By RUSSELL JONES
The 23 seniors of West Rutland’s 2019 graduating class sat upon a stage decked out in school colors in front of a gym packed with parents and well-wishers on Friday, June 7. Most of these students have known each other their entire lives and have attended school in the same building from kindergarten through high school.
Senior Kasey Serrani gave the salutatorian speech where she humbly praised the two students who finished ahead of her.
“I can proudly say that I enjoy my truly inspiring class that holds two people who knocked me down to third,” she said.
For the first time in the history of the school, West Rutland boasted two valedictorians, Eric Maxham and Phillip Wedin. The two gave a dual speech where they stood together at the podium and recounted several stories from their school lives going back to the first grade.

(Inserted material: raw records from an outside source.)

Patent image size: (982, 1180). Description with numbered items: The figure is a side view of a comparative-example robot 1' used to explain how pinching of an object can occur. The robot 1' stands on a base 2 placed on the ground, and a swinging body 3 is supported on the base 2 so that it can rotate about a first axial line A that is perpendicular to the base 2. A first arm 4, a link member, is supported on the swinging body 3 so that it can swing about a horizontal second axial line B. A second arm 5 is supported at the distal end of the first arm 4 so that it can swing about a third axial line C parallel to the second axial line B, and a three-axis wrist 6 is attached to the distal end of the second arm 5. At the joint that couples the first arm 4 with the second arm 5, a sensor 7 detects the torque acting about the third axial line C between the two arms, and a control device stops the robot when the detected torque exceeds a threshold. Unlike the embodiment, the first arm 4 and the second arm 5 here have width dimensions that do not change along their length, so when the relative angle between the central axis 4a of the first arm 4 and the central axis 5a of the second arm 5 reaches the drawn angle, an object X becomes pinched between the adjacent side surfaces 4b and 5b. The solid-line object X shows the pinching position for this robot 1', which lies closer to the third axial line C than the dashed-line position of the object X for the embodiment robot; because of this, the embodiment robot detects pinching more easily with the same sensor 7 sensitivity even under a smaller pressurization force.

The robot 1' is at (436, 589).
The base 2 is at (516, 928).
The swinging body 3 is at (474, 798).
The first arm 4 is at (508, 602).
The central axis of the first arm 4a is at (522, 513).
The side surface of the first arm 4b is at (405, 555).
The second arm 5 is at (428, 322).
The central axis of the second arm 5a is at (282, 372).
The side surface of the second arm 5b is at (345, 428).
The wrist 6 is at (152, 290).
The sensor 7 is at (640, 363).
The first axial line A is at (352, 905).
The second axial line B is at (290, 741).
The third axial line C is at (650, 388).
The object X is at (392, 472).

Maxham recalled a kickball game where he was ‘definitely safe’ at home and Wedin described what it felt like to be freshmen.
“I thought I was on top of the world,” he said. “Little did I know just how much work lay ahead of me. I was surprised by how often I went to my teachers for help.”

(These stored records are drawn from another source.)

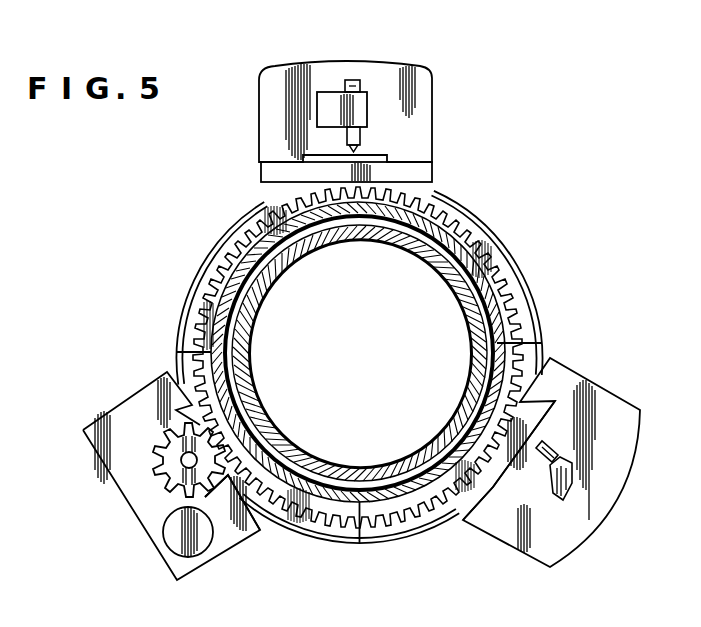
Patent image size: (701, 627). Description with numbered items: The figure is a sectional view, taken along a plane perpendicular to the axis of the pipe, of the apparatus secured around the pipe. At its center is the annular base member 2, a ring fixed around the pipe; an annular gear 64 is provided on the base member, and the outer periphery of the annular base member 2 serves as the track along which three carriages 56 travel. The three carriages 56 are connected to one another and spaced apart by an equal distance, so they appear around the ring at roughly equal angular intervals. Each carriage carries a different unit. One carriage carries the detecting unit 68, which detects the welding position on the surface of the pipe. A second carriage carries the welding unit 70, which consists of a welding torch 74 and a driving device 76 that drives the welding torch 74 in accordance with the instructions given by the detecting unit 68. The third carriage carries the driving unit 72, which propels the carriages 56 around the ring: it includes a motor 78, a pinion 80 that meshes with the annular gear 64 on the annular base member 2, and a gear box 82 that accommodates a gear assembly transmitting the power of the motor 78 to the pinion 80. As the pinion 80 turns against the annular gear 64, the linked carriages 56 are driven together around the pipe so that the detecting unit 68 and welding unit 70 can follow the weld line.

The annular base member 2 is at (496, 228).
The carriage 56 is at (432, 170).
The annular gear 64 is at (516, 295).
The detecting unit 68 is at (636, 362).
The welding unit 70 is at (367, 92).
The driving unit 72 is at (161, 487).
The welding torch 74 is at (362, 132).
The driving device 76 is at (431, 102).
The motor 78 is at (202, 547).
The pinion 80 is at (168, 445).
The gear box 82 is at (113, 488).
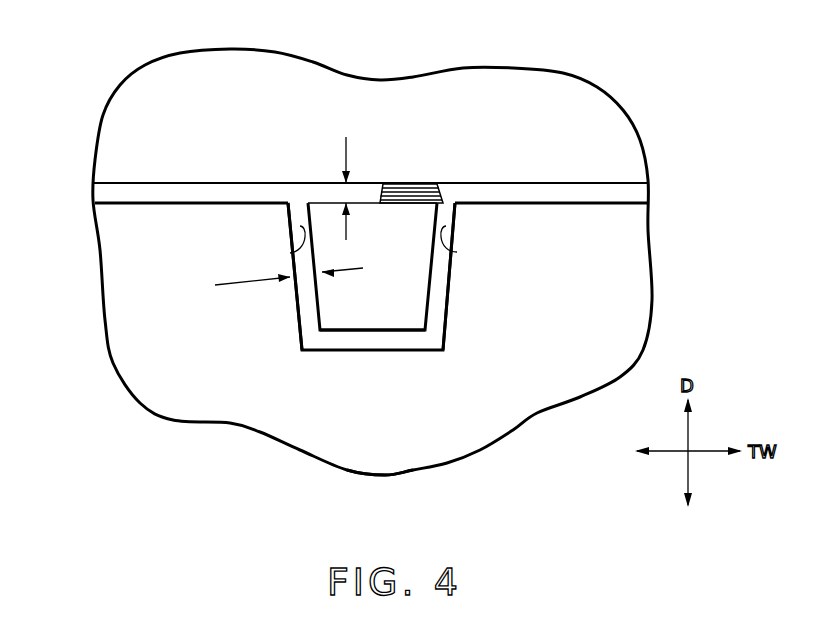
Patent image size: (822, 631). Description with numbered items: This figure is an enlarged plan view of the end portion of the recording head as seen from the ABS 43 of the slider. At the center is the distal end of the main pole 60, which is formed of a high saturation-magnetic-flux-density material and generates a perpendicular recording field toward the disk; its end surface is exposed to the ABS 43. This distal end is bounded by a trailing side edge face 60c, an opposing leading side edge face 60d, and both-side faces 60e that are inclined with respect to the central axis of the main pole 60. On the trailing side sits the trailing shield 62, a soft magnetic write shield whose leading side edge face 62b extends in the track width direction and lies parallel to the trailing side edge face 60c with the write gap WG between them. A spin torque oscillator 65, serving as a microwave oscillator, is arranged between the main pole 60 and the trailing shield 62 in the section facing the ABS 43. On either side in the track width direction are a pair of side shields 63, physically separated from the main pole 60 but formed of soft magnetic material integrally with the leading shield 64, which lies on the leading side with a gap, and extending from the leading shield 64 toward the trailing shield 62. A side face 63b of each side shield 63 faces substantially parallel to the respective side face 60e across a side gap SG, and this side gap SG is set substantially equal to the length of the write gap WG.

The ABS 43 is at (185, 393).
The main pole 60 is at (373, 297).
The trailing side edge face 60c is at (322, 200).
The leading side edge face 60d is at (387, 330).
The both-side faces 60e is at (313, 307).
The trailing shield 62 is at (503, 80).
The leading side edge face 62b is at (507, 184).
The side shields 63 is at (114, 272).
The side face 63b is at (290, 253).
The leading shield 64 is at (390, 457).
The spin torque oscillator 65 is at (407, 183).
The write gap WG is at (363, 188).
The side gap SG is at (288, 273).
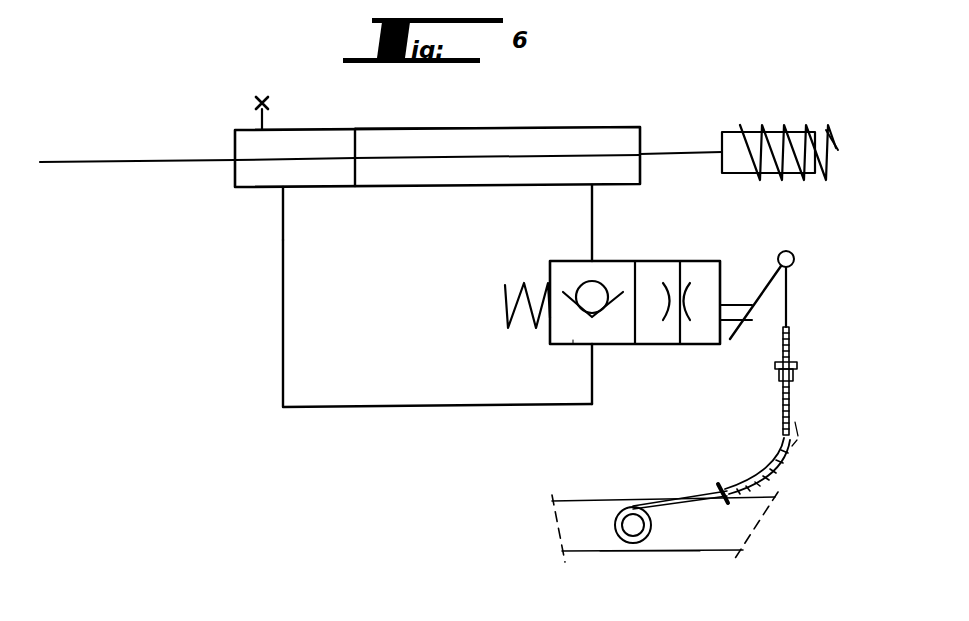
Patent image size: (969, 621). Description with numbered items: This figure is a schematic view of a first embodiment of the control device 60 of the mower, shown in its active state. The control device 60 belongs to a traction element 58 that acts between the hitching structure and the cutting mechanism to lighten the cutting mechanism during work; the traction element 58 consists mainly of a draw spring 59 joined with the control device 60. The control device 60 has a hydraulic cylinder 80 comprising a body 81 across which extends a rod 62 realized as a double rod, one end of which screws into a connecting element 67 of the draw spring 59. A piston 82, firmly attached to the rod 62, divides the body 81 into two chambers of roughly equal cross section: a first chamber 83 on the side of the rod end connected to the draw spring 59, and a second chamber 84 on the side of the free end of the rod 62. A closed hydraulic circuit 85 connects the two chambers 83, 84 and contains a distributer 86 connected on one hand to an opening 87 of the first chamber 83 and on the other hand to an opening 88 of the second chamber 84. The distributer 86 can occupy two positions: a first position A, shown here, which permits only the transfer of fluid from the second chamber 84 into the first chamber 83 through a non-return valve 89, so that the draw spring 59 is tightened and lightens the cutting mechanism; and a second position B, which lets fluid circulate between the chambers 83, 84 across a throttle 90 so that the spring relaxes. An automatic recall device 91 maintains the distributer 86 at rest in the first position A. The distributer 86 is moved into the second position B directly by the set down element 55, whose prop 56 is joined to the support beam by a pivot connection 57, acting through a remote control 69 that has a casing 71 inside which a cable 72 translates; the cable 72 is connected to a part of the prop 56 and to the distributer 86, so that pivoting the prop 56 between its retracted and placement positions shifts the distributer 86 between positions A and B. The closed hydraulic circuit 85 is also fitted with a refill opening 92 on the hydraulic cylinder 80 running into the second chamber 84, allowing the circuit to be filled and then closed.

The set down element 55 is at (688, 562).
The prop 56 is at (743, 520).
The pivot connection 57 is at (632, 521).
The traction element 58 is at (783, 100).
The draw spring 59 is at (830, 133).
The control device 60 is at (266, 193).
The rod 62 is at (673, 152).
The connecting element 67 is at (770, 175).
The remote control 69 is at (805, 405).
The casing 71 is at (783, 396).
The cable 72 is at (787, 310).
The hydraulic cylinder 80 is at (560, 127).
The body 81 is at (318, 129).
The piston 82 is at (357, 148).
The first chamber 83 is at (597, 135).
The second chamber 84 is at (245, 175).
The closed hydraulic circuit 85 is at (270, 367).
The distributer 86 is at (651, 358).
The opening 87 is at (593, 188).
The opening 88 is at (286, 190).
The non-return valve 89 is at (588, 290).
The throttle 90 is at (685, 283).
The automatic recall device 91 is at (522, 327).
The refill opening 92 is at (263, 100).
The first position A is at (572, 340).
The second position B is at (710, 282).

Wedin went on to tell the audience of the difficulty of the college-level courses the two took. Maxham described the pain of a hard loss they suffered in the soccer state final.

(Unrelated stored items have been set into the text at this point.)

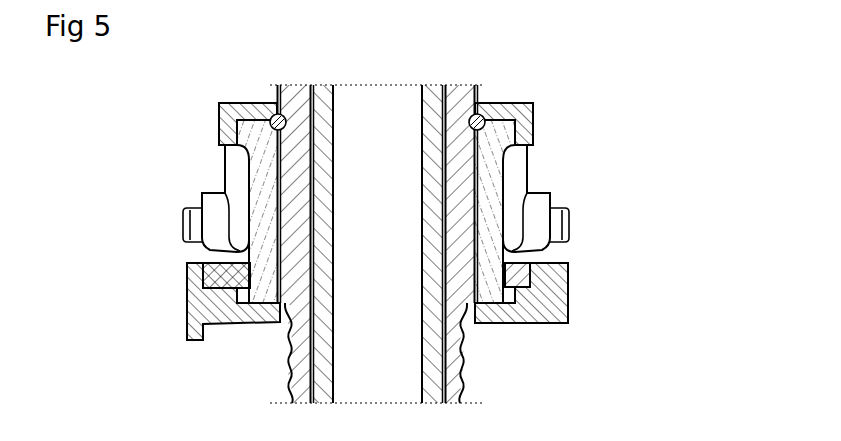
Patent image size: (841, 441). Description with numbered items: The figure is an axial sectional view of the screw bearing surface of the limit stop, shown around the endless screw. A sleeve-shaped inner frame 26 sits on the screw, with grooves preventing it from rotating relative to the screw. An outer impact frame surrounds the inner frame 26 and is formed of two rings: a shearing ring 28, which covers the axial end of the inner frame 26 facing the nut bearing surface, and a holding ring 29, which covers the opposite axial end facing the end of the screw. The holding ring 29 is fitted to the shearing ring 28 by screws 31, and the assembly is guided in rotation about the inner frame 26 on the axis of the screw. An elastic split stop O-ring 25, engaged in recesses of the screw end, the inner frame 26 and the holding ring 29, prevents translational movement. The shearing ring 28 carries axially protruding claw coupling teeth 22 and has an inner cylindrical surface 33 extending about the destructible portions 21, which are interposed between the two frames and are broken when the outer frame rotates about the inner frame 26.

The destructible portions 21 is at (207, 248).
The claw coupling teeth 22 is at (190, 333).
The elastic split stop O-ring 25 is at (270, 114).
The inner frame 26 is at (496, 207).
The shearing ring 28 is at (565, 316).
The holding ring 29 is at (486, 116).
The screws 31 is at (186, 212).
The inner cylindrical surface 33 is at (206, 275).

“Don’t get me wrong, I wish we could have won that game,” Maxham said. “But we learned something from it, too. We learned that you will not succeed in everything you attempt in life.”
The commencement speaker was former West Rutland teacher Jennifer Jackson. Jackson spoke to the class about her path in life.
“My first teaching job was here at Westside,” Jackson said.
She told the assembled crowd how she had her whole life planned out when she was five years old; from what her career would be to the school she would attend to get there.
I was going to be a veterinarian,” she said. “After my first year of classes, I realized that I didn’t enjoy it.”
Jackson went on to go to the Peace Corps after college and ended up teaching environmental science classes in Armenia before making her way back to Vermont.
“A friend told me I should try to become a school teacher,” the former science teacher said. She recalled the times she laughed with the students and times she cried with them as well.
“So that’s what I wish for all of you,” Jackson said as she quoted Conan O’Brien’s commencement speech to Harvard grads in 2000, “the bad, as well as the good. Fall down, make a mess, break something occasionally. And remember, that the story is never over.”
She reminded the students to save room for diverging from the path they had planned and finally told them, “I’m thankful that 5-year-old me was wrong with the dream I had for my life. If she had been correct all those years ago, I wouldn’t have had the pleasure of getting to know each of you.”